Becoming infrastructure lead

This month I transitioned from a tech lead role to infrastructure lead.

Our product is composed of four simple Ruby apps and an ecosystem of more complicated infrastructure components.

We haven’t had an infrastructure lead in the past and the team has needed one.

Role and responsibilities

Ours is an infrastructure heavy project, and I’m excited to take on this new role.

My main responsibility will be focusing on the technical vision and delivery roadmap of our infrastructure.

I’ll be working closely with the tech lead, delivery and product managers, and technical architect.

Challenges

Our infrastructure needs work.

Like a lot of teams we have technical debt to pay down, as well as improvements I’d love to achieve –– mostly around implementing SRE best practices.

I’d love to tackle our monitoring and alerting, with a specific focus on how we log in our applications and infrastructure. There’s room for improvement and it’d be great to get the team’s heads together to dig deep into what we want for observability on the team.

Finally, there’s some legacy inefficiency which we could investigate and problem solve, partly in the infrastructure but also in the applications and domains themselves. The code has grown organically based on the immediate demands and I think it’s time to think more intentionally about system design.

I’m really excited about the work coming up and collaborating with the various team specialisms (UX/UI, content, application development, and technical architecture).

What’s next

The first step will be to prioritise key improvements, focusing on end user needs and framing the work we do whether it’s infrastructure or otherwise on the end impact. We also have to keep in mind external stakeholders in government.
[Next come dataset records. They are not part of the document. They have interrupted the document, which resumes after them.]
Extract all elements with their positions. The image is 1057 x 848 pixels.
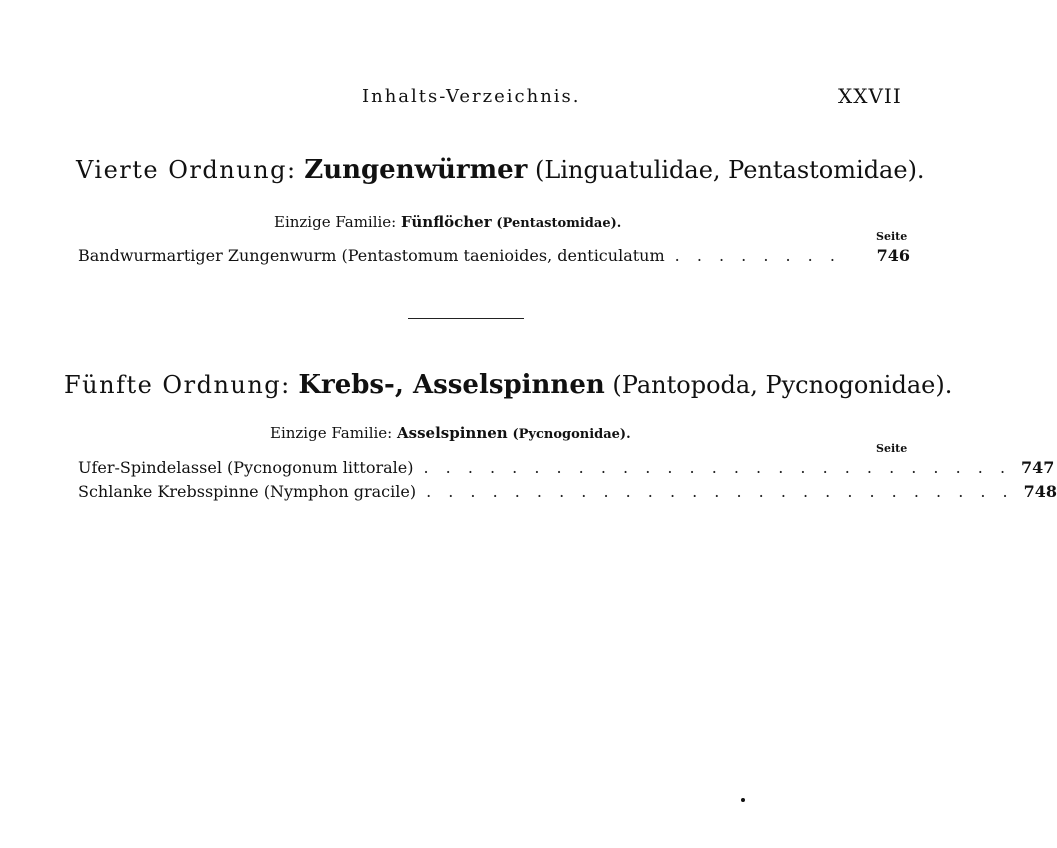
page-number: XXVII — [838, 84, 902, 108]
section-divider — [408, 318, 524, 319]
entry-page-number: 747 — [1021, 458, 1055, 477]
family-heading — [270, 424, 631, 442]
running-title: Inhalts-Verzeichnis. — [362, 86, 581, 107]
page-column-label: Seite — [876, 442, 908, 455]
family-label: Einzige Familie: — [270, 424, 393, 442]
order-label: Fünfte Ordnung: — [64, 371, 291, 399]
entry-latin-name: (Nymphon gracile) — [263, 482, 417, 501]
toc-entry — [78, 246, 910, 268]
dot-leader: . . . . . . . . . . . . . . . . . . . . . . . . . . . — [423, 458, 1012, 477]
entry-page-number: 746 — [876, 246, 910, 265]
entry-latin-name: (Pycnogonum littorale) — [227, 458, 414, 477]
ink-speck — [741, 798, 745, 802]
entry-title — [78, 458, 413, 477]
dot-leader: . . . . . . . . — [674, 246, 841, 265]
toc-entry — [78, 482, 1057, 504]
entry-german-name: Schlanke Krebsspinne — [78, 482, 259, 501]
entry-title — [78, 482, 416, 501]
entry-german-name: Bandwurmartiger Zungenwurm — [78, 246, 337, 265]
family-label: Einzige Familie: — [274, 213, 397, 231]
toc-entry — [78, 458, 1055, 480]
order-heading-4 — [76, 155, 925, 185]
order-german-name: Krebs-, Asselspinnen — [298, 370, 605, 400]
dot-leader: . . . . . . . . . . . . . . . . . . . . . . . . . . . — [426, 482, 1014, 501]
family-german-name: Asselspinnen — [397, 424, 508, 442]
entry-page-number: 748 — [1023, 482, 1057, 501]
family-latin-name: (Pentastomidae). — [496, 216, 622, 231]
order-label: Vierte Ordnung: — [76, 156, 297, 184]
order-latin-name: (Pantopoda, Pycnogonidae). — [612, 371, 953, 399]
family-heading — [274, 213, 621, 231]
order-latin-name: (Linguatulidae, Pentastomidae). — [535, 156, 925, 184]
order-german-name: Zungenwürmer — [304, 155, 528, 185]
entry-german-name: Ufer-Spindelassel — [78, 458, 222, 477]
page-column-label: Seite — [876, 230, 908, 243]
entry-title — [78, 246, 665, 265]
order-heading-5 — [64, 370, 952, 400]
entry-latin-name: (Pentastomum taenioides, denticulatum — [341, 246, 665, 265]
family-german-name: Fünflöcher — [401, 213, 492, 231]
family-latin-name: (Pycnogonidae). — [512, 427, 631, 442]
Ensuring we centre end user needs can be challenging, especially when it comes to infrastructure improvements, and will require strong collaboration across the different expertise on the team.

There’s lots work to do and I’d love to achieve all the things, but I’m also really excited. One of the things I love about this product and the stack is its potential to be an exemplary service.

The overall design and infrastructure are relatively simple, compared to some other products I’ve worked on, and it’s a great opportunity to iterate on what we have and more deeply invest in SRE and app development best practices.